[time-nuts] an interesting problem

jimlux jimlux at earthlink.net
Sun Feb 6 17:01:44 UTC 2011


On 2/5/11 10:14 PM, Hal Murray wrote:
>
>> I've got a system at work with an internal clock oscillator that I want  to
>> get some statistics on, but there's no direct visibility for the
>> oscillator, nor do I have a convenient test point that I can probe.
> ...
>
>
> Fun problem.  Thanks for tossing it out.
>
> I see two approaches.  Are there others?
>
> One is to generate something like a PPS pulse and capture timestamps.  Then
> crunch the data and hope you see N buckets so you can ignore anything that
> isn't in bucket 0.  (or correct them by shifting by N ticks)
>
> The other approach would be to measure the time between pairs of pulses.  You
> can probably do that much faster than once per second.  This should give you
> 2*N buckets.

Yes.. and from an analysis standpoint, either would give you the same 
ultimate answer after you've crunched the data.

>
> I can't quite figure out how far apart the pulses should be for best results.
>   (It will probably be simple after I see it.)  I expect it will depend on the
> ADEV of the measuring system and the ADEV of the clock you are trying to
> measure.

Yes. it's not intuitively obvious, which way to go.

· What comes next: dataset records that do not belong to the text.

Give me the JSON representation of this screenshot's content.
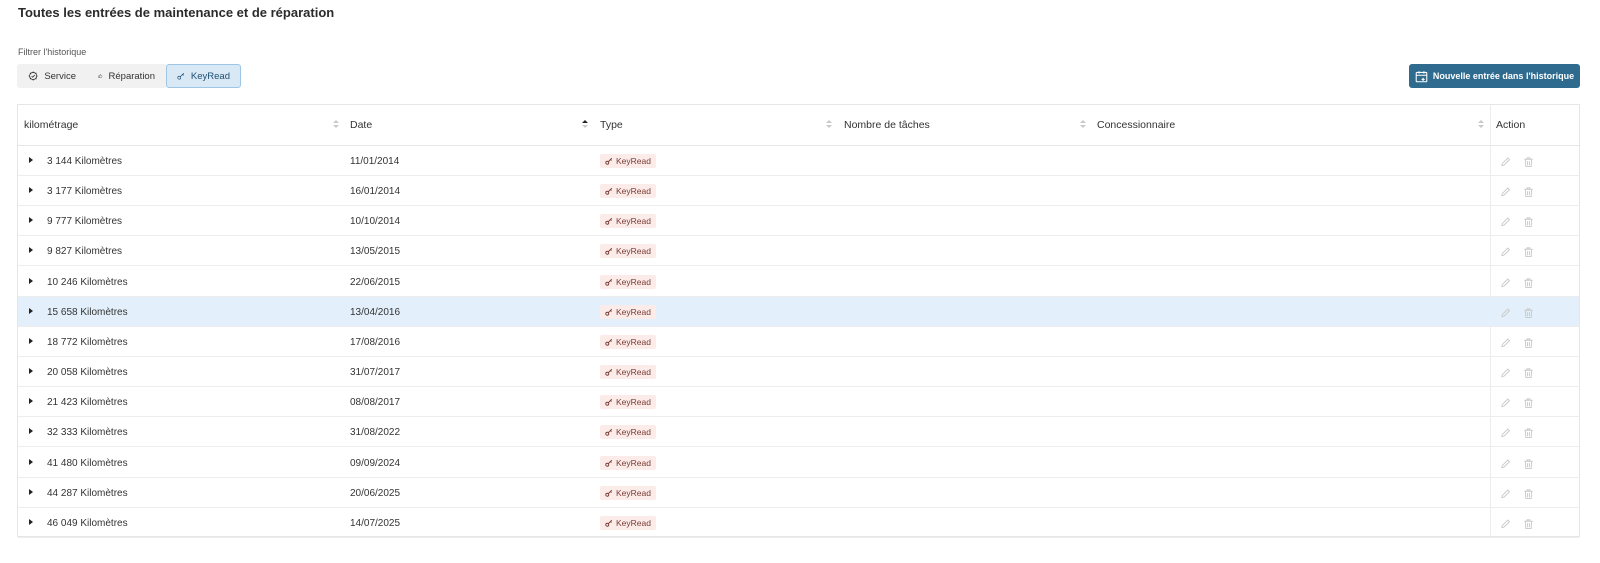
{
  "page": {
    "title": "Toutes les entrées de maintenance et de réparation",
    "filter_label": "Filtrer l'historique"
  },
  "filters": [
    {
      "label": "Service",
      "icon": "gear-check-icon",
      "active": false
    },
    {
      "label": "Réparation",
      "icon": "thumbs-up-icon",
      "active": false
    },
    {
      "label": "KeyRead",
      "icon": "key-icon",
      "active": true
    }
  ],
  "new_entry": {
    "label": "Nouvelle entrée dans l'historique",
    "icon": "calendar-icon"
  },
  "table": {
    "columns": [
      {
        "label": "kilométrage",
        "sort": "none"
      },
      {
        "label": "Date",
        "sort": "asc"
      },
      {
        "label": "Type",
        "sort": "none"
      },
      {
        "label": "Nombre de tâches",
        "sort": "none"
      },
      {
        "label": "Concessionnaire",
        "sort": "none"
      },
      {
        "label": "Action",
        "sort": "none"
      }
    ],
    "rows": [
      {
        "km": "3 144 Kilomètres",
        "date": "11/01/2014",
        "type": "KeyRead",
        "tasks": "",
        "dealer": ""
      },
      {
        "km": "3 177 Kilomètres",
        "date": "16/01/2014",
        "type": "KeyRead",
        "tasks": "",
        "dealer": ""
      },
      {
        "km": "9 777 Kilomètres",
        "date": "10/10/2014",
        "type": "KeyRead",
        "tasks": "",
        "dealer": ""
      },
      {
        "km": "9 827 Kilomètres",
        "date": "13/05/2015",
        "type": "KeyRead",
        "tasks": "",
        "dealer": ""
      },
      {
        "km": "10 246 Kilomètres",
        "date": "22/06/2015",
        "type": "KeyRead",
        "tasks": "",
        "dealer": ""
      },
      {
        "km": "15 658 Kilomètres",
        "date": "13/04/2016",
        "type": "KeyRead",
        "tasks": "",
        "dealer": "",
        "highlighted": true
      },
      {
        "km": "18 772 Kilomètres",
        "date": "17/08/2016",
        "type": "KeyRead",
        "tasks": "",
        "dealer": ""
      },
      {
        "km": "20 058 Kilomètres",
        "date": "31/07/2017",
        "type": "KeyRead",
        "tasks": "",
        "dealer": ""
      },
      {
        "km": "21 423 Kilomètres",
        "date": "08/08/2017",
        "type": "KeyRead",
        "tasks": "",
        "dealer": ""
      },
      {
        "km": "32 333 Kilomètres",
        "date": "31/08/2022",
        "type": "KeyRead",
        "tasks": "",
        "dealer": ""
      },
      {
        "km": "41 480 Kilomètres",
        "date": "09/09/2024",
        "type": "KeyRead",
        "tasks": "",
        "dealer": ""
      },
      {
        "km": "44 287 Kilomètres",
        "date": "20/06/2025",
        "type": "KeyRead",
        "tasks": "",
        "dealer": ""
      },
      {
        "km": "46 049 Kilomètres",
        "date": "14/07/2025",
        "type": "KeyRead",
        "tasks": "",
        "dealer": ""
      }
    ],
    "row_actions": [
      {
        "icon": "pencil-icon",
        "name": "edit"
      },
      {
        "icon": "trash-icon",
        "name": "delete"
      }
    ]
  },
  "colors": {
    "primary": "#2e6b8e",
    "active_filter_bg": "#d8e8f4",
    "highlight_row": "#e3f0fb",
    "badge_bg": "#fbecea",
    "badge_text": "#7a3b34"
  }
}
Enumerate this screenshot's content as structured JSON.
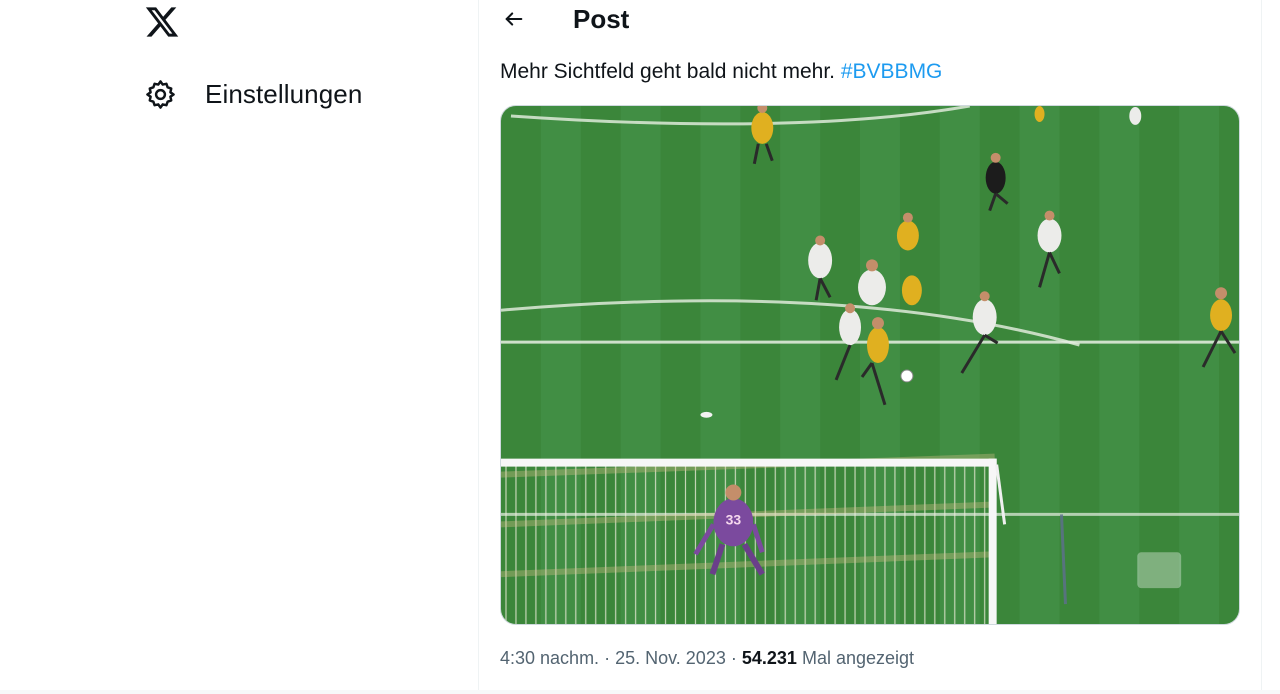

The ADEV of the measuring system (depending on whether you consider the 
Spacewire time ticks part of it) can be arbitrarily good (an advantage 
of working at JPL..There's a 1pps and 100 MHz from a hydrogen maser 
piped into the lab via fiber)

>
> I assume you can get a rough ADEV of the clock you want to measure by
> measuring a similar part on a typical lab setup.

It's a nothing special CPU crystal oscillator.. tvb's data is probably 
as good as any.
>
> It's probably worth sanity checking the divide step to make sure it's
> dividing by M rather than M-1 or M+1.  (Digital geeks are often off by one,
> especially if nobody has checked carefully.)  I'm not sure how to do that.
> Probably something like divide by 2*M and see if it matches.  Or divide by a
> small M and measure the frequency.
>

Oh, that we've checked for other reasons.  This is popped up because 
someone asked "hey, can we measure the oscillator performance?" and I 
thought.. "should be able to"..

In a couple years, I'll be able to do it against a GPS receiver in the 
same device... the FPGA implementation of the GPS receiver provides a 1 
pps, so I can compare it directly.  But the GPS software won't exist 
until next winter.

> -----------
>
> Plan B would be to use an inconvenient test point. (or make one)
>
> Years ago, my boss gave a neat talk about how to prototype hardware.  Step 0
> was hire a good technician.  :)

There is understandable resistance to "modifying" the hardware when it's 
going into space and has already been through all the environmental 
tests. The interest in ADEV is mostly curiousity, and opening up the box 
to satisfy curiosity is out of the question.  So I was trying to think 
of ways of doing it using the interfaces I've got.